Botulism pills, the Mob and JFK
Trump frustrated by CIA’s continued secrecy
WASHINGTON (AP) — Like much else surrounding investigations of the 1963 killing of President John F. Kennedy, Thursday’s release of 2,800 records from the JFK files was anything but smooth. It came together only at the last minute, with White House lawyers still fielding late-arriving requests for additional redactions in the morning and an irritated President Donald Trump continuing to resist signing off on the request, according to White House officials.
The tale of the final hours before the congressionally mandated 25-year release deadline adds a new chapter to the story of Trump’s troubled relationship with his spy agencies.

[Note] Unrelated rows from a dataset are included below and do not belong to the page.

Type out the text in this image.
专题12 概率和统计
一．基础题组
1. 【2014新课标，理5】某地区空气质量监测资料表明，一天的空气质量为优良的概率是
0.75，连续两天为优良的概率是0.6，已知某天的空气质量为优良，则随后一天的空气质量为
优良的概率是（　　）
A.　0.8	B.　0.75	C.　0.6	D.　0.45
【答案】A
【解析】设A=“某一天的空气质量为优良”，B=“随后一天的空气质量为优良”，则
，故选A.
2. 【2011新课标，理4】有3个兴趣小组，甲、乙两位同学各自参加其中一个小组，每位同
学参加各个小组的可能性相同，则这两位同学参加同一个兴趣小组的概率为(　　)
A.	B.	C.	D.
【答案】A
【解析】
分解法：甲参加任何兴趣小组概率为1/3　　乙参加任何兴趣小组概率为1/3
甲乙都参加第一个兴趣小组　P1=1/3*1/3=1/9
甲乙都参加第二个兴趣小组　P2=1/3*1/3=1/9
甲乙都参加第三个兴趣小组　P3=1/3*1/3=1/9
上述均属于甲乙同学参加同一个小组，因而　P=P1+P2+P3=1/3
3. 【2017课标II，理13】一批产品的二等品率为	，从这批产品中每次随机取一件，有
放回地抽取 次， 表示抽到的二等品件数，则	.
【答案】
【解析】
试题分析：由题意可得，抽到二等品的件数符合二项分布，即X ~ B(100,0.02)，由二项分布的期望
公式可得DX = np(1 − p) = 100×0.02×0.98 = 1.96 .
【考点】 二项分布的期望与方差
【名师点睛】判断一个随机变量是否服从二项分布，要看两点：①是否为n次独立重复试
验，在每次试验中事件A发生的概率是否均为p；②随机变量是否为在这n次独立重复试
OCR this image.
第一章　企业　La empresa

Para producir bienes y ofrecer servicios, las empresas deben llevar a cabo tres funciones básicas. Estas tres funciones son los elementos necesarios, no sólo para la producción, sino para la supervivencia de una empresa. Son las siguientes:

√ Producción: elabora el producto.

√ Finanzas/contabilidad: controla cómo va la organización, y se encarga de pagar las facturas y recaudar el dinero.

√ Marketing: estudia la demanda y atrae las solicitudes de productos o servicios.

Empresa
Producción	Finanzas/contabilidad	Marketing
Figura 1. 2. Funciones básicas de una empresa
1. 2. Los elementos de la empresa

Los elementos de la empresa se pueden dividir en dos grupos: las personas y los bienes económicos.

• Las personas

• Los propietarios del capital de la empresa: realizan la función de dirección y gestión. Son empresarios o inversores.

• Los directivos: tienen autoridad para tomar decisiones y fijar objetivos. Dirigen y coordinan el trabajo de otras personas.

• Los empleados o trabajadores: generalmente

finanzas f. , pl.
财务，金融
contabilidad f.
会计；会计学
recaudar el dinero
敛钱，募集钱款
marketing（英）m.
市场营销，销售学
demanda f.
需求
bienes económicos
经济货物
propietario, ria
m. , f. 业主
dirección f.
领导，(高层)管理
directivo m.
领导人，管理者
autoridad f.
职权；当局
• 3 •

The president earlier in the week had tweeted to tease the release of the documents, heightening the sense of drama on a subject that has sparked the imaginations of conspiracy theorists for decades. Under a 1992 law, all of the records related to the assassination were to be made public unless explicitly withheld by the president.

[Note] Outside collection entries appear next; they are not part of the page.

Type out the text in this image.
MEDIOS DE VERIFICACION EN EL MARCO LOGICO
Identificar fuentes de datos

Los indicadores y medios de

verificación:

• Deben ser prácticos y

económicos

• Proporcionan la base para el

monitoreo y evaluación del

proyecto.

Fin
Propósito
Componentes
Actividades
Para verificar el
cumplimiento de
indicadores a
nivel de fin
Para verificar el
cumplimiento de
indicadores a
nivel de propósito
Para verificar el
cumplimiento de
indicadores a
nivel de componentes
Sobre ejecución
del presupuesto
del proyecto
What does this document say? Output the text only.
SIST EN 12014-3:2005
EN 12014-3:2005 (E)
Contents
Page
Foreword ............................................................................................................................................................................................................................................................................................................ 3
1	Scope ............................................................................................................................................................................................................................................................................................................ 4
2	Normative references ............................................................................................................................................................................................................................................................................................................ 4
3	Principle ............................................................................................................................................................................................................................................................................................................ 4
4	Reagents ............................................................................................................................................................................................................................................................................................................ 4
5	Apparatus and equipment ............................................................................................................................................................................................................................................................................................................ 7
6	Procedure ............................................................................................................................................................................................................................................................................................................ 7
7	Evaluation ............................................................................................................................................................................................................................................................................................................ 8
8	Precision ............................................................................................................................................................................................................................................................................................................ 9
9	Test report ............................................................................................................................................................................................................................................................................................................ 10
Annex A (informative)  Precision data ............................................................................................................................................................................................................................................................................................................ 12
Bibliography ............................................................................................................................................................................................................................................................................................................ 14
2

Just before the release Thursday, Trump wrote in a memo he had “no choice” but to agree to requests from the CIA and FBI to keep thousands of documents secret because of the possibility that releasing the information could still harm national security.
Late last week, Trump received his first official briefing on the release. Trump made it clear he was unsatisfied with the pace of declassification.
Trump’s tweets, an official said, were meant as a signal to the intelligence community to take seriously his threats to release the documents in their entirety.
According to White House officials, Trump accepted that some of the records contained references to sensitive sources and methods used by the intelligence community and law enforcement and that declassification could harm American foreign policy interests. But after having the scope of the redactions presented to him, Trump told aides he did not believe them to be in the spirit of the law.
Trump’s aides presented him with an alternative to acquiescing to agency requests: He could temporarily allow the redactions while ordering the agencies to launch a new comprehensive examination of the records still withheld or redacted. Trump accepted the suggestion, ordering that agencies be “extremely circumspect” about keeping the remaining documents secret at the end of a 180-day assessment.
“The American public expects — and deserves — its government to provide as much access as possible to the President John F. Kennedy Assassination Records so that the people may finally be fully informed about all aspects of this pivotal event,” Trump wrote.